Seattle's small landlords say that the city's renter regulations are making it harder to provide housing. Over the past three years, Seattle and Washington state have passed about a dozen such regulations. This is one fact that landlords point to as a reason why Seattle lost more apartment units than it produced between 2018 and 2022. During that time, small landlords (between one and 20 units) were taking their apartments off the market. “Every small landlord that we know in Seattle has an exit strategy to divest and leave the city,” said MariLyn Yim, a co-founder of Seattle Grassroots Landlords.
As KUOW's Joshua McNichols points out, there are other economic factors at play in Seattle that have contributed to the poor apartment market, such as the lack of affordable homes for people to buy. Check out the full story here.
Seattle Public Schools faces a shortage of $131 million next year. It's making cuts now.
A decline in Seattle enrollment, rising labor costs, and increasing student needs are being blamed for the budget shortfall. So far, the school district has opted to nix 74 office jobs. No teacher layoffs have been on the table so far. The school board wants to keep teaching staff where it's currently at. Read more here.
The Friday Five: News you may have missed this week, and other cool stuff on KUOW.org
- The leaders of China and Russia have finished talks. Here are some takeaways
- Federal court rules Seattle landlords can ask about criminal history
- Oregon scientists are 3D printing their way to a healthier future for us all
- Washington hospitals continue to report financial losses
- Smaller-than-a-penny Japanese beetle looms large for NW agriculture
AS SEEN ON KUOW
General Manager Steve Hickman stands at the top of Badger Mountain Ski Area with Waterville, Washington, visible in the distance. Lift tickets are only $10 at Badger Mountain, partially because the operation is staffed by volunteers, locals you are passionate about their wintery hill. (Alex Rochester / KUOW)
DID YOU KNOW?
On March 24, 1945, "Billboard" magazine published its first pop album chart. You know, those long lists of the best selling or most popular albums, singles, etc. The debut list was only five albums long (today, this chart is called the Billboard 200). "Billboard" didn't even publish it weekly, and sometimes weeks would go by before it provided another chart.

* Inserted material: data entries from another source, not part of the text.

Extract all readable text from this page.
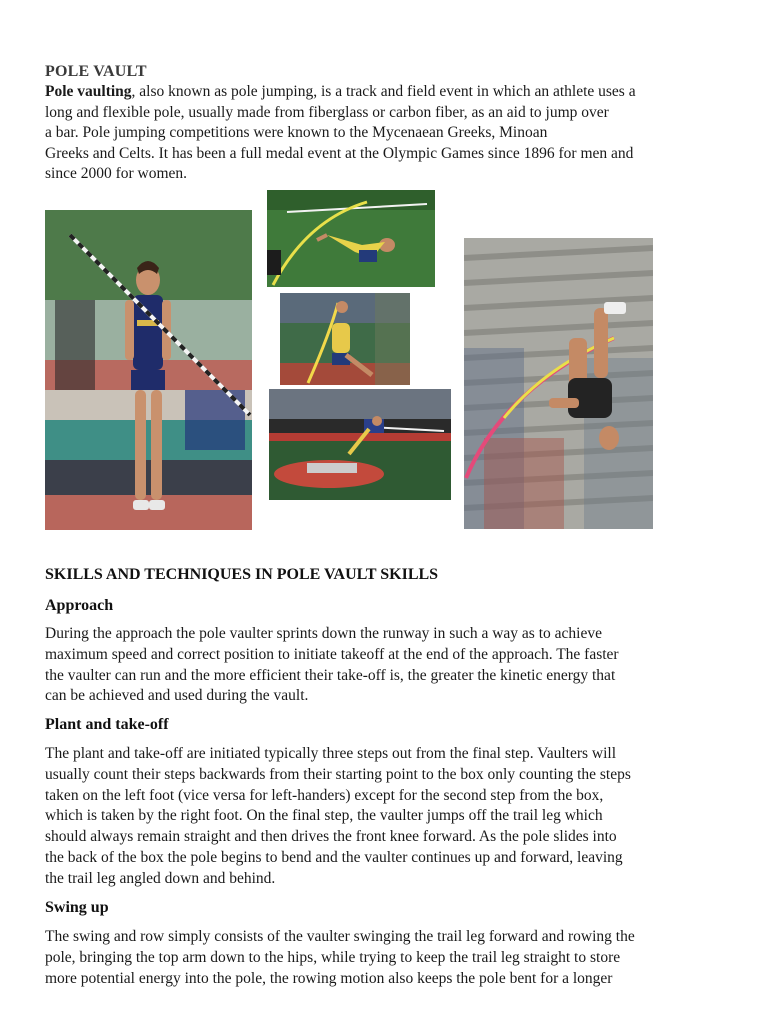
POLE VAULT

Pole vaulting, also known as pole jumping, is a track and field event in which an athlete uses a
long and flexible pole, usually made from fiberglass or carbon fiber, as an aid to jump over
a bar. Pole jumping competitions were known to the Mycenaean Greeks, Minoan
Greeks and Celts. It has been a full medal event at the Olympic Games since 1896 for men and
since 2000 for women.

SKILLS AND TECHNIQUES IN POLE VAULT SKILLS
Approach

During the approach the pole vaulter sprints down the runway in such a way as to achieve
maximum speed and correct position to initiate takeoff at the end of the approach. The faster
the vaulter can run and the more efficient their take-off is, the greater the kinetic energy that
can be achieved and used during the vault.

Plant and take-off

The plant and take-off are initiated typically three steps out from the final step. Vaulters will
usually count their steps backwards from their starting point to the box only counting the steps
taken on the left foot (vice versa for left-handers) except for the second step from the box,
which is taken by the right foot. On the final step, the vaulter jumps off the trail leg which
should always remain straight and then drives the front knee forward. As the pole slides into
the back of the box the pole begins to bend and the vaulter continues up and forward, leaving
the trail leg angled down and behind.

Swing up

The swing and row simply consists of the vaulter swinging the trail leg forward and rowing the
pole, bringing the top arm down to the hips, while trying to keep the trail leg straight to store
more potential energy into the pole, the rowing motion also keeps the pole bent for a longer
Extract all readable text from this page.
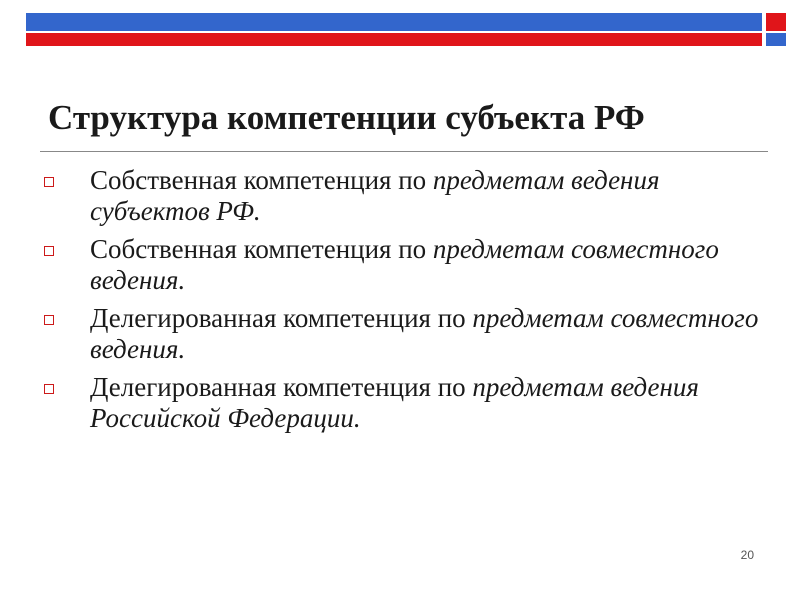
Структура компетенции субъекта РФ
Собственная компетенция по предметам ведения субъектов РФ.
Собственная компетенция по предметам совместного ведения.
Делегированная компетенция по предметам совместного ведения.
Делегированная компетенция по предметам ведения Российской Федерации.
20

On that very first list in 1945, the top album was the "King Cole Trio," Nat King Cole's band. That album held the top spot frequently throughout 1945, sometimes trading places with the operetta soundtrack "Song of Norway" and Glenn Miller. It was eventually knocked down later in the year by Bing Crosby, including his Christmas album. By summer of '46, Nat King Cole returned to the top of the charts with "King Cole Trio, Volume 2."
ALSO ON OUR MINDS
NPR cancels 4 podcasts amid major layoffs
NPR moved this week to cut 10% of its staff and stop production of a trio of acclaimed seasonal podcasts, including "Invisibilia," "Louder Than a Riot," and "Rough Translation." The public radio operation seeks to close a yawning budget gap that stands in excess of $30 million. The network also canceled a comedy podcast unveiled just a year ago called "Everyone & Their Mom," a spinoff of the mainstay radio program "Wait Wait Don't Tell Me."